A review of:
Sharon Walmsley, et al. Dolutegravir (DTG; S/GSK1349572) + abacavir/lamivudine once daily statistically superior to tenofovir/emtricitabine/efavirenz: 48-week results -- SINGLE (ING114467). ICAAC 2012; Abstract H-556b.
While the Quad is finding its place in the HIV treatment landscape, the excitement regarding dolutegravir, an integrase inhibitor that is not yet FDA approved, is looming over the horizon. In the final phases of development, the drug made a splash at ICAAC, where the 48-week results of the SINGLE trial were presented.
The SINGLE results showed statistical superiority of dolutegravir paired with abacavir/3TC over efavirenz/TDF/FTC in treatment-naive patients. Tolerability of the drug was excellent -- in fact, it drove the difference in the primary outcome between the study arms, as there were more patients who experienced treatment-limiting toxicities with the efavirenz-based therapy (10%) compared to the dolutegravir-based therapy (2%).
Most impressive was the complete absence of detected integrase or reverse transcriptase (RT) resistance mutations among the few participants experiencing virologic failure while on dolutegravir. In vitro data suggest a relatively high bar to drug resistance for this new integrase inhibitor. However, it should be noted that the study procedures regarding monitoring and responding to increases in viral load may have allowed for virologic failure to be caught early, reducing the time that resistance could be selected for and emerge on testing.
Earlier in the year, 48-week data from the SPRING-2 study, which compared dolutegravir plus two NRTIs to raltegravir plus two NRTIs, were presented. They found no significant difference in rates of viral suppression between the arms. Again, integrase and RT resistance was not seen in those on dolutegravir while 1 of 18 and 4 of 19 participants in the raltegravir arm with paired baseline and failure samples available had integrase and RT mutations detected, respectively.
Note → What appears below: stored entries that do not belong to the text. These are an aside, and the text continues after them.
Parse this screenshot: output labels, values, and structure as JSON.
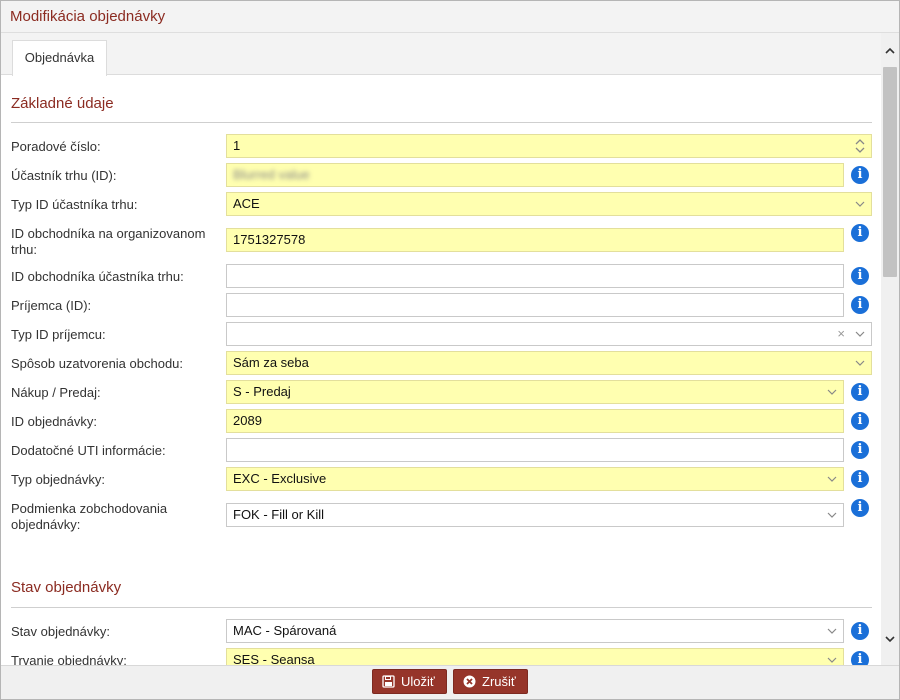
{
  "window": {
    "title": "Modifikácia objednávky"
  },
  "tabs": [
    {
      "label": "Objednávka"
    }
  ],
  "sections": {
    "basic": "Základné údaje",
    "status": "Stav objednávky"
  },
  "fields": {
    "poradove": {
      "label": "Poradové číslo:",
      "value": "1"
    },
    "ucastnik": {
      "label": "Účastník trhu (ID):",
      "value": "Blurred value"
    },
    "typ_id_ucastnika": {
      "label": "Typ ID účastníka trhu:",
      "value": "ACE"
    },
    "id_obchodnika_org": {
      "label": "ID obchodníka na organizovanom trhu:",
      "value": "1751327578"
    },
    "id_obchodnika_ucastnika": {
      "label": "ID obchodníka účastníka trhu:",
      "value": ""
    },
    "prijemca": {
      "label": "Príjemca (ID):",
      "value": ""
    },
    "typ_id_prijemcu": {
      "label": "Typ ID príjemcu:",
      "value": "",
      "clear": "×"
    },
    "sposob": {
      "label": "Spôsob uzatvorenia obchodu:",
      "value": "Sám za seba"
    },
    "nakup_predaj": {
      "label": "Nákup / Predaj:",
      "value": "S - Predaj"
    },
    "id_objednavky": {
      "label": "ID objednávky:",
      "value": "2089"
    },
    "uti": {
      "label": "Dodatočné UTI informácie:",
      "value": ""
    },
    "typ_objednavky": {
      "label": "Typ objednávky:",
      "value": "EXC - Exclusive"
    },
    "podmienka": {
      "label": "Podmienka zobchodovania objednávky:",
      "value": "FOK - Fill or Kill"
    },
    "stav": {
      "label": "Stav objednávky:",
      "value": "MAC - Spárovaná"
    },
    "trvanie": {
      "label": "Trvanie objednávky:",
      "value": "SES - Seansa"
    }
  },
  "info_glyph": "i",
  "buttons": {
    "save": "Uložiť",
    "cancel": "Zrušiť"
  },
  "icons": {
    "info": "info-circle-icon",
    "save": "floppy-disk-icon",
    "cancel": "x-circle-icon"
  },
  "colors": {
    "accent": "#96352a",
    "title": "#8b2b21",
    "required_bg": "#ffffb0",
    "info": "#1a6fd8"
  }
}
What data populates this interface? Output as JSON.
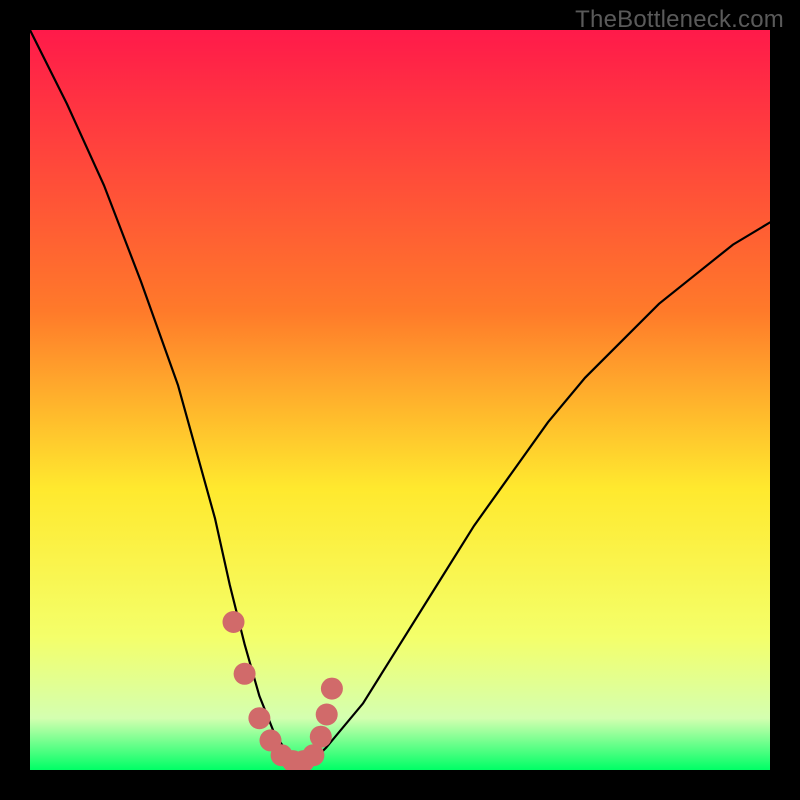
{
  "watermark": "TheBottleneck.com",
  "colors": {
    "background": "#000000",
    "gradient_top": "#ff1a4a",
    "gradient_mid1": "#ff7a2a",
    "gradient_mid2": "#ffe92e",
    "gradient_mid3": "#f4ff6a",
    "gradient_low": "#d4ffb0",
    "gradient_bottom": "#00ff66",
    "curve": "#000000",
    "marker": "#d16a6a"
  },
  "chart_data": {
    "type": "line",
    "title": "",
    "xlabel": "",
    "ylabel": "",
    "xlim": [
      0,
      100
    ],
    "ylim": [
      0,
      100
    ],
    "series": [
      {
        "name": "bottleneck-curve",
        "x": [
          0,
          5,
          10,
          15,
          20,
          25,
          27,
          29,
          31,
          33,
          35,
          36,
          37,
          38,
          40,
          45,
          50,
          55,
          60,
          65,
          70,
          75,
          80,
          85,
          90,
          95,
          100
        ],
        "y": [
          100,
          90,
          79,
          66,
          52,
          34,
          25,
          17,
          10,
          5,
          2,
          1,
          1,
          1,
          3,
          9,
          17,
          25,
          33,
          40,
          47,
          53,
          58,
          63,
          67,
          71,
          74
        ]
      }
    ],
    "markers": {
      "name": "highlight-band",
      "x": [
        27.5,
        29,
        31,
        32.5,
        34,
        35.5,
        37,
        38.3,
        39.3,
        40.1,
        40.8
      ],
      "y": [
        20,
        13,
        7,
        4,
        2,
        1.2,
        1.2,
        2,
        4.5,
        7.5,
        11
      ]
    }
  }
}
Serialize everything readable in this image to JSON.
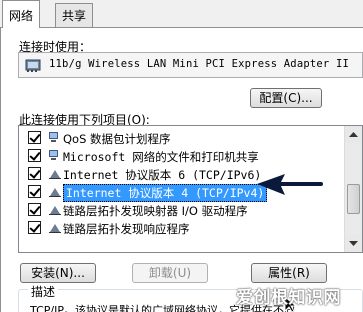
{
  "tabs": [
    {
      "label": "网络",
      "active": true
    },
    {
      "label": "共享",
      "active": false
    }
  ],
  "connect_using_label": "连接时使用：",
  "adapter": {
    "name": "11b/g Wireless LAN Mini PCI Express Adapter II"
  },
  "configure_button": "配置(C)...",
  "items_label": "此连接使用下列项目(O):",
  "items": [
    {
      "label": "QoS 数据包计划程序",
      "checked": true,
      "icon": "qos-icon"
    },
    {
      "label": "Microsoft 网络的文件和打印机共享",
      "checked": true,
      "icon": "network-share-icon"
    },
    {
      "label": "Internet 协议版本 6 (TCP/IPv6)",
      "checked": true,
      "icon": "protocol-icon"
    },
    {
      "label": "Internet 协议版本 4 (TCP/IPv4)",
      "checked": true,
      "icon": "protocol-icon",
      "selected": true
    },
    {
      "label": "链路层拓扑发现映射器 I/O 驱动程序",
      "checked": true,
      "icon": "protocol-icon"
    },
    {
      "label": "链路层拓扑发现响应程序",
      "checked": true,
      "icon": "protocol-icon"
    }
  ],
  "buttons": {
    "install": "安装(N)...",
    "uninstall": "卸载(U)",
    "properties": "属性(R)"
  },
  "description": {
    "title": "描述",
    "text": "TCP/IP。该协议是默认的广域网络协议，它提供在不同"
  },
  "watermark": "爱创根知识网",
  "colors": {
    "selection": "#3399ff",
    "arrow": "#0b1a3a"
  }
}
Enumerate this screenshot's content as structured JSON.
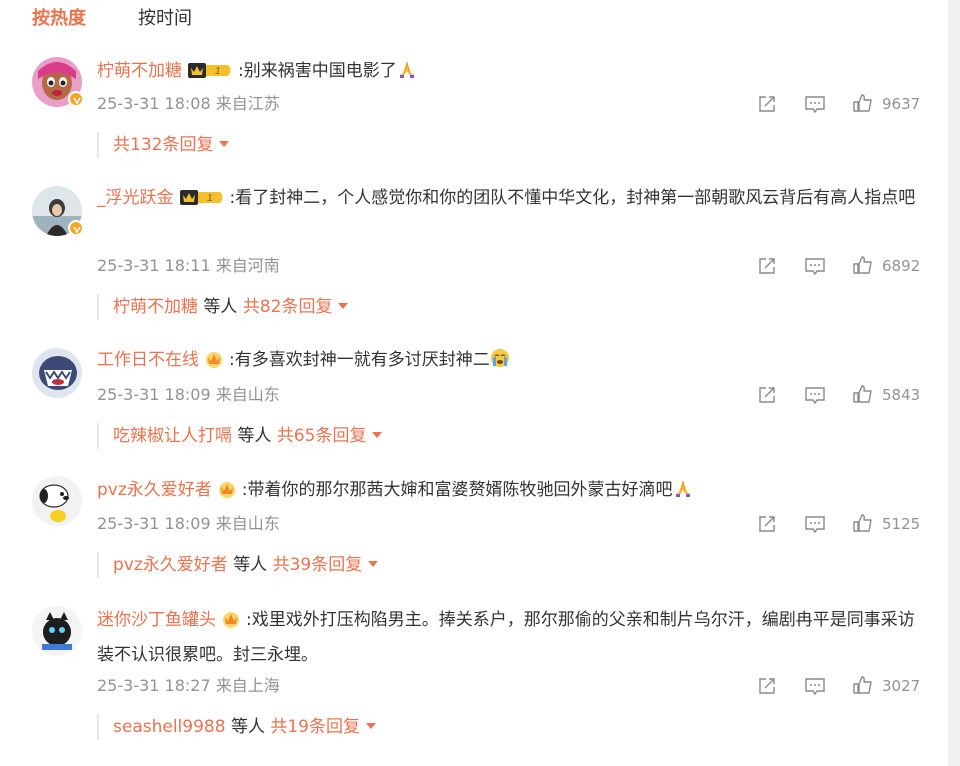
{
  "tabs": [
    {
      "label": "按热度",
      "active": true
    },
    {
      "label": "按时间",
      "active": false
    }
  ],
  "comments": [
    {
      "user": "柠萌不加糖",
      "badge": "crown-level-badge",
      "badge_level": "1",
      "prefix": ":",
      "text": "别来祸害中国电影了",
      "emoji": "pray-emoji",
      "time": "25-3-31 18:08",
      "location": "来自江苏",
      "likes": "9637",
      "reply_user": "",
      "reply_sep": "",
      "reply_count": "共132条回复"
    },
    {
      "user": "_浮光跃金",
      "badge": "crown-level-badge",
      "badge_level": "1",
      "prefix": ":",
      "text": "看了封神二，个人感觉你和你的团队不懂中华文化，封神第一部朝歌风云背后有高人指点吧",
      "emoji": "",
      "time": "25-3-31 18:11",
      "location": "来自河南",
      "likes": "6892",
      "reply_user": "柠萌不加糖",
      "reply_sep": "等人",
      "reply_count": "共82条回复"
    },
    {
      "user": "工作日不在线",
      "badge": "crown-badge",
      "badge_level": "",
      "prefix": ":",
      "text": "有多喜欢封神一就有多讨厌封神二",
      "emoji": "cry-emoji",
      "time": "25-3-31 18:09",
      "location": "来自山东",
      "likes": "5843",
      "reply_user": "吃辣椒让人打嗝",
      "reply_sep": "等人",
      "reply_count": "共65条回复"
    },
    {
      "user": "pvz永久爱好者",
      "badge": "crown-badge",
      "badge_level": "",
      "prefix": ":",
      "text": "带着你的那尔那茜大婶和富婆赘婿陈牧驰回外蒙古好滴吧",
      "emoji": "pray-emoji",
      "time": "25-3-31 18:09",
      "location": "来自山东",
      "likes": "5125",
      "reply_user": "pvz永久爱好者",
      "reply_sep": "等人",
      "reply_count": "共39条回复"
    },
    {
      "user": "迷你沙丁鱼罐头",
      "badge": "crown-badge",
      "badge_level": "",
      "prefix": ":",
      "text": "戏里戏外打压构陷男主。捧关系户，那尔那偷的父亲和制片乌尔汗，编剧冉平是同事采访装不认识很累吧。封三永埋。",
      "emoji": "",
      "time": "25-3-31 18:27",
      "location": "来自上海",
      "likes": "3027",
      "reply_user": "seashell9988",
      "reply_sep": "等人",
      "reply_count": "共19条回复"
    }
  ],
  "colors": {
    "accent": "#eb7350",
    "meta": "#939393",
    "text": "#333333",
    "verified": "#f5a623"
  },
  "icons": {
    "share": "share-icon",
    "comment": "comment-icon",
    "like": "thumbs-up-icon",
    "dropdown": "caret-down-icon"
  }
}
It is expected that a stand-alone dolutegravir tablet will be approved and available in the first half of 2013, with a fixed-dose combination with abacavir/3TC to follow. A potent, once a day integrase that behaves like a boosted protease inhibitor when it comes to resistance may be too good to be true, but it seems is something that providers are yearning for. It certainly will spice things up for 2013.